Como não tive sorte no amor, a ideia de um cozinheiro perfeito que me preparasse todas as refeições do dia foi-se desmoronando na minha cabeça, e tive, inevitavelmente, que aprender a cozinhar. Ao início foi doloroso. Deixei queimar uns quantos empadões, as sopas saíam muito piores do que as das cantinas das escolas, e o arroz mais desfeito que as papas para bebés. Com a prática as coisas foram melhorando, e hoje posso dizer que sou quase tão boa cozinheira como era a minha mãe. Lembro-me de me dizerem que nunca ia ser uma mulher. E, na verdade, houve uma parte de mim que continuou sempre criança, não deixando nunca que me tratassem como uma mulher normal. Ainda hoje me dizem que pareço uma criança. Ainda hoje não percebo porquê. Será pelo constante mau estado das minhas pernas, sempre inundadas de nódoas-negras? Ou pelos meus sapatos, que nunca tiveram o mínimo salto? Talvez seja pelas minhas gargalhadas barulhentas, que põem todos os olhos em mim e todas as bocas com um sorriso; ou pelos meus espirros, que pedem um ice-tea, ou um atum, dependendo do meu estado de humor; ou até pela forma estranha como me sento, sempre toda torcida.

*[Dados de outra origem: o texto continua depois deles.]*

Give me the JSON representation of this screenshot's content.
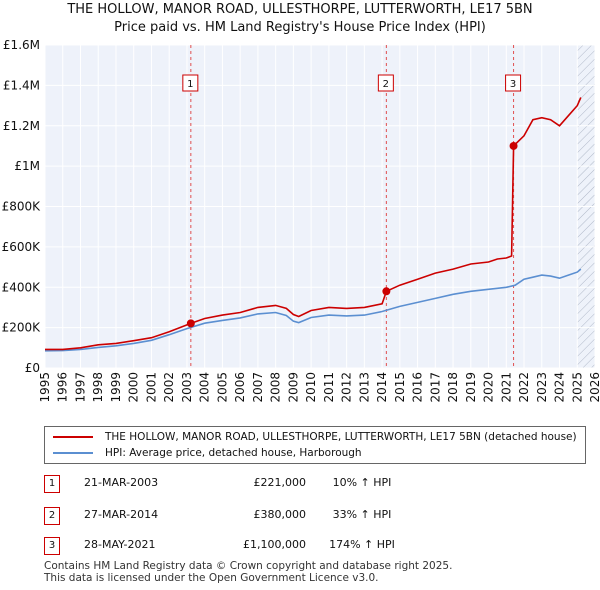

Tantos anos passaram, e agora, aqui sentada, sinto-me como se estivesse há muito tempo enrolada numa enorme onda de água. Vou-me lembrando do que fui e do que me falta ser, e os vasos do coração entrelaçam-se, formando um grande nó. A minha veia na testa à Julia Roberts torna-se mais saliente, o meu dente morto mais amarelo, e as duas proeminências do meu nariz mais afiadas.

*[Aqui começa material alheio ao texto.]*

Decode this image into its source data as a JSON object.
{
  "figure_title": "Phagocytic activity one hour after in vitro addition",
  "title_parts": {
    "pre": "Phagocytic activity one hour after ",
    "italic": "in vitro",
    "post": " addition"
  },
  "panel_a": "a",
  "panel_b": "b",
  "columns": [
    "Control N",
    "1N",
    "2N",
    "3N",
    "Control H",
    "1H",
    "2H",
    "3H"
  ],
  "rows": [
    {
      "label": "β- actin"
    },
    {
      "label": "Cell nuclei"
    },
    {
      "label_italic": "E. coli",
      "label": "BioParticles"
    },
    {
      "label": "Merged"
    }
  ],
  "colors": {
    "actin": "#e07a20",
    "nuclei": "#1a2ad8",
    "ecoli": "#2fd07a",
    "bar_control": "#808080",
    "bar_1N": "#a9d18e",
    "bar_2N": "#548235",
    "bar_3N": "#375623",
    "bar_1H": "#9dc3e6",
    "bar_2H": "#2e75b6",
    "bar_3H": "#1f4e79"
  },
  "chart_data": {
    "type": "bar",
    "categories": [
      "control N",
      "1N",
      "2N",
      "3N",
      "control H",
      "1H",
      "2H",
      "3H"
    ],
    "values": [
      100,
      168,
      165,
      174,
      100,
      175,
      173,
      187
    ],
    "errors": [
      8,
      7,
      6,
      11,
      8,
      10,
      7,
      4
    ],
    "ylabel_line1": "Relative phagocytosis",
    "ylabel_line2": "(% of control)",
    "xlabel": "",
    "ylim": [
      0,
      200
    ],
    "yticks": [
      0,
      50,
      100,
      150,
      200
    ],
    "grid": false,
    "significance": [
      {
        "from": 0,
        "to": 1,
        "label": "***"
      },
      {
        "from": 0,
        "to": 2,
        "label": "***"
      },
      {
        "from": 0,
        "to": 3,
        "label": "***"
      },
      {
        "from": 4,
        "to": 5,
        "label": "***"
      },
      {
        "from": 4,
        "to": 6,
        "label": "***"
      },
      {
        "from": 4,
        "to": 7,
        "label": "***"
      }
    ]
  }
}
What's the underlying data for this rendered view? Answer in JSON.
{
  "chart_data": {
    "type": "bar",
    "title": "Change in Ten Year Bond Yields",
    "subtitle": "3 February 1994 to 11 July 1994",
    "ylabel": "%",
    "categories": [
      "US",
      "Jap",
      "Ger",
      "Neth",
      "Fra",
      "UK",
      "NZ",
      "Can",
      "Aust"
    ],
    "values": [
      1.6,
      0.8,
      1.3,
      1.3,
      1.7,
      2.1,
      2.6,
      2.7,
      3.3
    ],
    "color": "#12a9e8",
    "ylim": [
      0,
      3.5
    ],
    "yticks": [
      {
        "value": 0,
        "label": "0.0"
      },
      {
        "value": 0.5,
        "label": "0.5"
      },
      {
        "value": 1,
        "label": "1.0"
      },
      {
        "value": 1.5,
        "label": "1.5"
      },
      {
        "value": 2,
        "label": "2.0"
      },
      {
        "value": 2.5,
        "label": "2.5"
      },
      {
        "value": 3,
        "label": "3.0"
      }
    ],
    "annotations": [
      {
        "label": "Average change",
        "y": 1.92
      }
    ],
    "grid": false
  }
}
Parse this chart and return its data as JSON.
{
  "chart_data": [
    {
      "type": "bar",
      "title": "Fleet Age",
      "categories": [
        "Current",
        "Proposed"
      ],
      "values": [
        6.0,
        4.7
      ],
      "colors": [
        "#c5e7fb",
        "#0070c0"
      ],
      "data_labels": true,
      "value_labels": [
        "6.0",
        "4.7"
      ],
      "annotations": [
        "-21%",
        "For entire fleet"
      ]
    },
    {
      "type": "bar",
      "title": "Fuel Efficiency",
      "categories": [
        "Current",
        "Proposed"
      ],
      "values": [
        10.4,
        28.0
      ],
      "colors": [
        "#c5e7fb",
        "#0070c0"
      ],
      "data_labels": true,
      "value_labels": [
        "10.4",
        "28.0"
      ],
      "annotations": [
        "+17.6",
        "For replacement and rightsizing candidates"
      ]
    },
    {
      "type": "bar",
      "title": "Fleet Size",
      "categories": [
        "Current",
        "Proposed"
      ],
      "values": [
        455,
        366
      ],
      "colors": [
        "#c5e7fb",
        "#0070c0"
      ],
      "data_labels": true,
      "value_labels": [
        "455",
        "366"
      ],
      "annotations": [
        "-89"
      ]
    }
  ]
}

Lembro-me, inesperadamente, de como todos falavam da beleza e da sinceridade do meu sorriso, que eu nunca cheguei a compreender. O nó no coração vai alargando, a veia da testa deixa de ser visível, o meu dente morto embranquece, e as proeminências do nariz desaparecem.
E cada vez que estas transformações se dão, sinto os ossos mais fortes e as articulações menos perras. A minha respiração torna-se menos ofegante, e sinto falta do ar puro. Então saio de casa, e regresso à natureza.Volto a aprender tudo o que dela já sei, sem nunca me cansar.